Ce bilan ressort des travaux de la 32è session ordinaire du conseil d’administration de l’Institut, tenue hier dans ses locaux
Au cours de l’année 2025, l’Institut a réalisé 45 rapports de recherche stratégique et appliquée, dont 31 portant sur les productions végétales, 10 sur les productions et la santé animale, les ressources forestières, halieutiques et fauniques, ainsi que 4 rapports sur les systèmes de production et la gestion des ressources naturelles.
Ce bilan ressort des travaux de la 32ᵉ session ordinaire du conseil d’administration de l’Institut, tenue hier dans ses locaux. La cérémonie d’ouverture était présidée par le ministre de l’Agriculture, Daniel Siméon Kelema, en présence du directeur général de l’IER, Dr Kalifa Traoré, ainsi que des membres du conseil d’administration, dont des représentants de la société civile agricole.
Sur un budget prévisionnel de 8,516 milliards de Fcfa, l’IER a mobilisé un montant total de 6,910 milliards de Fcfa, soit un taux global de mobilisation de 81,14 %, et exécuté 6,872 milliards de Fcfa, correspondant à un taux d’exécution de 80,70 %. Toutefois, le retrait de partenaires financiers a entraîné une diminution de 28,35 % du budget 2026, ce qui impactera significativement les activités de recherche au cours de l’année à venir.
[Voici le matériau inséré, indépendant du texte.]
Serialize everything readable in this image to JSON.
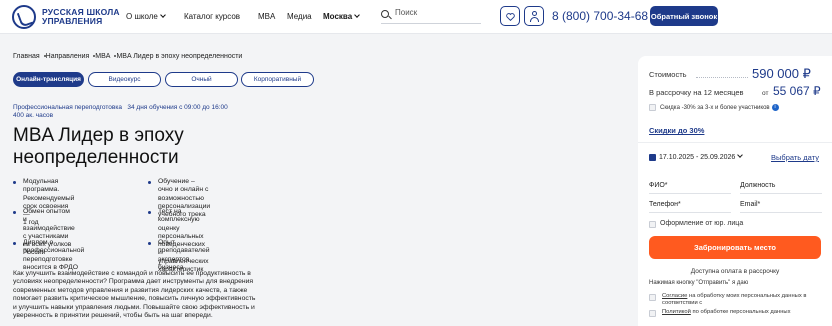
{
  "header": {
    "logo_line1": "РУССКАЯ ШКОЛА",
    "logo_line2": "УПРАВЛЕНИЯ",
    "nav": [
      "О школе",
      "Каталог курсов",
      "MBA",
      "Медиа",
      "Москва"
    ],
    "search_placeholder": "Поиск",
    "phone": "8 (800) 700-34-68",
    "callback": "Обратный звонок",
    "accent": "#1e3a8a"
  },
  "breadcrumb": [
    "Главная",
    "Направления",
    "MBA",
    "MBA Лидер в эпоху неопределенности"
  ],
  "tabs": [
    "Онлайн-трансляция",
    "Видеокурс",
    "Очный",
    "Корпоративный"
  ],
  "meta": {
    "label": "Профессиональная переподготовка",
    "duration": "34 дня обучения с 09:00 до 16:00",
    "hours": "400 ак. часов"
  },
  "title_line1": "MBA Лидер в эпоху",
  "title_line2": "неопределенности",
  "features_left": [
    [
      "Модульная программа.",
      "Рекомендуемый срок освоения —",
      "1 год"
    ],
    [
      "Обмен опытом и взаимодействие",
      "с участниками из всех уголков",
      "России"
    ],
    [
      "Диплом о профессиональной",
      "переподготовке вносится в ФРДО"
    ]
  ],
  "features_right": [
    [
      "Обучение – очно и онлайн с",
      "возможностью персонализации",
      "учебного трека"
    ],
    [
      "Тест на комплексную оценку",
      "персональных поведенческих и",
      "управленческих характеристик"
    ],
    [
      "Опыт преподавателей экспертов",
      "бизнеса"
    ]
  ],
  "description": [
    "Как улучшить взаимодействие с командой и повысить ее продуктивность в",
    "условиях неопределенности? Программа дает инструменты для внедрения",
    "современных методов управления и развития лидерских качеств, а также",
    "помогает развить критическое мышление, повысить личную эффективность",
    "и улучшить навыки управления людьми. Повышайте свою эффективность и",
    "уверенность в принятии решений, чтобы быть на шаг впереди."
  ],
  "card": {
    "cost_label": "Стоимость",
    "price": "590 000 ₽",
    "installment_label": "В рассрочку на 12 месяцев",
    "installment_from": "от",
    "installment_price": "55 067 ₽",
    "discount_text": "Скидка -30% за 3-х и более участников",
    "info": "i",
    "discount_link": "Скидки до 30%",
    "dates": "17.10.2025 - 25.09.2026",
    "choose_date": "Выбрать дату",
    "fields": [
      "ФИО*",
      "Должность",
      "Телефон*",
      "Email*"
    ],
    "legal": "Оформление от юр. лица",
    "book": "Забронировать место",
    "installment_note": "Доступна оплата в рассрочку",
    "agree_note": "Нажимая кнопку \"Отправить\" я даю",
    "consent1_link": "Согласие",
    "consent1_rest": "на обработку моих персональных данных в",
    "consent1_line2": "соответствии с",
    "consent2_link": "Политикой",
    "consent2_rest": "по обработке персональных данных",
    "cta_color": "#ff5a1f"
  }
}
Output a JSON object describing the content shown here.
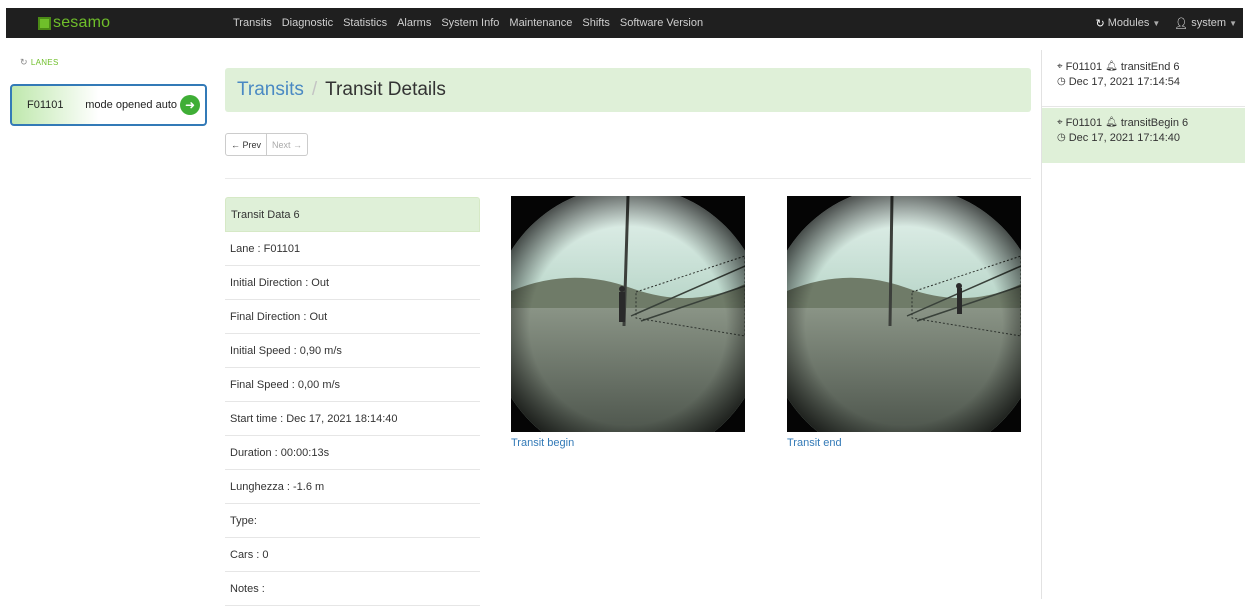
{
  "brand": {
    "name": "sesamo"
  },
  "nav": {
    "items": [
      "Transits",
      "Diagnostic",
      "Statistics",
      "Alarms",
      "System Info",
      "Maintenance",
      "Shifts",
      "Software Version"
    ],
    "modules_label": "Modules",
    "user_label": "system"
  },
  "sidebar": {
    "heading": "LANES",
    "lane": {
      "id": "F01101",
      "mode": "mode opened auto"
    }
  },
  "breadcrumb": {
    "parent": "Transits",
    "current": "Transit Details"
  },
  "pager": {
    "prev": "← Prev",
    "next": "Next →"
  },
  "transit": {
    "heading": "Transit Data 6",
    "rows": [
      "Lane : F01101",
      "Initial Direction : Out",
      "Final Direction : Out",
      "Initial Speed : 0,90 m/s",
      "Final Speed : 0,00 m/s",
      "Start time : Dec 17, 2021 18:14:40",
      "Duration : 00:00:13s",
      "Lunghezza : -1.6 m",
      "Type:",
      "Cars : 0",
      "Notes :"
    ]
  },
  "images": {
    "begin_caption": "Transit begin",
    "end_caption": "Transit end"
  },
  "events": [
    {
      "lane": "F01101",
      "event": "transitEnd 6",
      "time": "Dec 17, 2021 17:14:54"
    },
    {
      "lane": "F01101",
      "event": "transitBegin 6",
      "time": "Dec 17, 2021 17:14:40"
    }
  ],
  "icons": {
    "brand": "square-logo-icon",
    "modules": "modules-icon",
    "user": "user-icon",
    "lanes": "refresh-icon",
    "lane_status": "arrow-right-circle-icon",
    "event_lane": "map-marker-icon",
    "event_type": "bell-icon",
    "event_time": "clock-icon"
  },
  "colors": {
    "accent_green": "#6fbf2a",
    "panel_green": "#dff0d8",
    "link_blue": "#337ab7",
    "navbar": "#1f1f1f"
  }
}
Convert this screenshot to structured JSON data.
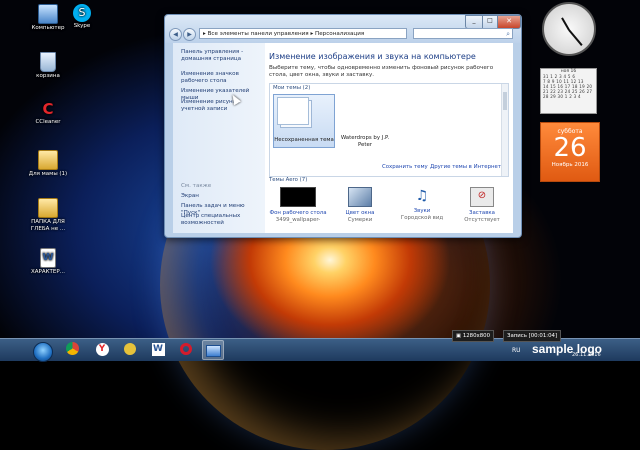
{
  "desktop": {
    "icons": [
      {
        "label": "Компьютер",
        "icon": "computer-icon"
      },
      {
        "label": "Skype",
        "icon": "skype-icon"
      },
      {
        "label": "корзина",
        "icon": "recycle-bin-icon"
      },
      {
        "label": "CCleaner",
        "icon": "ccleaner-icon"
      },
      {
        "label": "Для мамы (1)",
        "icon": "folder-icon"
      },
      {
        "label": "ПАПКА ДЛЯ ГЛЕБА не ...",
        "icon": "folder-icon"
      },
      {
        "label": "ХАРАКТЕР...",
        "icon": "word-document-icon"
      }
    ]
  },
  "window": {
    "address": "▸ Все элементы панели управления ▸ Персонализация",
    "sidebar": {
      "home_link": "Панель управления - домашняя страница",
      "links": [
        "Изменение значков рабочего стола",
        "Изменение указателей мыши",
        "Изменение рисунка учетной записи"
      ],
      "see_also_header": "См. также",
      "see_also": [
        "Экран",
        "Панель задач и меню \"Пуск\"",
        "Центр специальных возможностей"
      ]
    },
    "main": {
      "title": "Изменение изображения и звука на компьютере",
      "description": "Выберите тему, чтобы одновременно изменить фоновый рисунок рабочего стола, цвет окна, звуки и заставку.",
      "my_themes_label": "Мои темы (2)",
      "themes": [
        {
          "caption": "Несохраненная тема"
        },
        {
          "caption": "Waterdrops by J.P. Peter"
        }
      ],
      "save_theme_link": "Сохранить тему",
      "other_themes_link": "Другие темы в Интернете",
      "aero_label": "Темы Aero (7)",
      "bottom_items": [
        {
          "title": "Фон рабочего стола",
          "sub": "3499_wallpaper-",
          "icon": "wallpaper-icon"
        },
        {
          "title": "Цвет окна",
          "sub": "Сумерки",
          "icon": "window-color-icon"
        },
        {
          "title": "Звуки",
          "sub": "Городской вид",
          "icon": "sounds-icon"
        },
        {
          "title": "Заставка",
          "sub": "Отсутствует",
          "icon": "screensaver-icon"
        }
      ]
    }
  },
  "gadgets": {
    "calendar_month": "ноя 16",
    "calendar_grid": [
      "31  1  2  3  4  5  6",
      " 7  8  9 10 11 12 13",
      "14 15 16 17 18 19 20",
      "21 22 23 24 25 26 27",
      "28 29 30  1  2  3  4"
    ],
    "big_day_of_week": "суббота",
    "big_day": "26",
    "big_month_year": "Ноябрь 2016"
  },
  "taskbar": {
    "resolution": "1280x800",
    "recording": "Запись [00:01:04]",
    "language": "RU",
    "logo": "sample logo",
    "date": "26.11.2016",
    "apps": [
      "windows-explorer",
      "chrome",
      "yandex",
      "gadget",
      "word",
      "opera",
      "control-panel"
    ]
  }
}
À l’entame de son intervention, le ministre de l’Agriculture a souligné que l’un des principaux défis du Mali demeure l’atteinte d’une sécurité alimentaire et nutritionnelle durable pour l’ensemble de la population, dont les exigences diététiques ne cessent de croître. Pour relever ce défi, Daniel Siméon Kelema a indiqué que le pays a besoin d’une agriculture performante, fondée sur des technologies issues de la recherche agricole.
Selon lui, les activités de recherche de l’IER s’inscrivent pleinement dans cette dynamique, en contribuant au renforcement de la résilience des exploitations agricoles à travers l’adoption de technologies climato-intelligentes, tout en favorisant la modernisation de l’agriculture le long des différentes chaînes de valeur des filières agricoles.
En rappel, Daniel Siméon Kelema a précisé que l’amélioration de la production et de la productivité agricoles a été abordée à travers des recherches sur des espèces animales et végétales plus performantes et mieux adaptées, ainsi que sur la mécanisation et la transformation des produits agricoles dans un environnement durable. Il a par ailleurs insisté sur l’importance des recherches liées à l’adaptation des pratiques agricoles aux effets néfastes du changement climatique et à l’atténuation des émissions de gaz à effet de serre.
En outre, pour appuyer la mise à l’échelle des technologies, l’IER a renforcé les dispositifs de recherche participative à travers la promotion des approches Champs-Écoles et des plateformes d’innovation technologique, dans le cadre de plusieurs projets d’envergure nationale. Ces technologies concernent notamment les aspects variétaux, phytosanitaires, agronomiques et forestiers, la productivité animale, la conservation des eaux et des sols, la restauration des terres dégradées, la biodiversité, ainsi que la transformation des produits agricoles.
Après avoir constaté la «bonne exécution des activités planifiées», le ministre a félicité les chercheurs pour les sacrifices consentis et les résultats obtenus, en dépit des difficultés conjoncturelles. Il a toutefois souligné que le renouvellement du personnel de recherche constitue aujourd’hui un défi majeur à relever pour concrétiser l’ambition des autorités de faire du Mali une puissance agricole et un pôle de référence en recherche agronomique.
Face au faible niveau de financement de la recherche agricole, le ministre a invité l’IER à proposer des pistes de collaboration avec le secteur privé, qui peut jouer un rôle déterminant dans la mobilisation de ressources financières. Grâce à la persévérance et à l’esprit d’innovation de ses chercheurs, l’IER demeure compétitif sur le marché des financements extérieurs.
À cet effet, Daniel Siméon Kelema a cité, entre autres, le lancement du Programme régional de cartographie de la fertilité des sols en Afrique de l’Ouest, financé par la Banque islamique de développement (BID) et couvrant six pays; le démarrage imminent du projet « Appui à l’adoption et à la vulgarisation des technologies d’agriculture climato-intelligente au Mali», ainsi que le projet «Renforcement des capacités des acteurs nationaux sur l’évaluation des émissions et de l’impact des gaz à effet de serre dans le cadre de la riziculture : cas du SRI».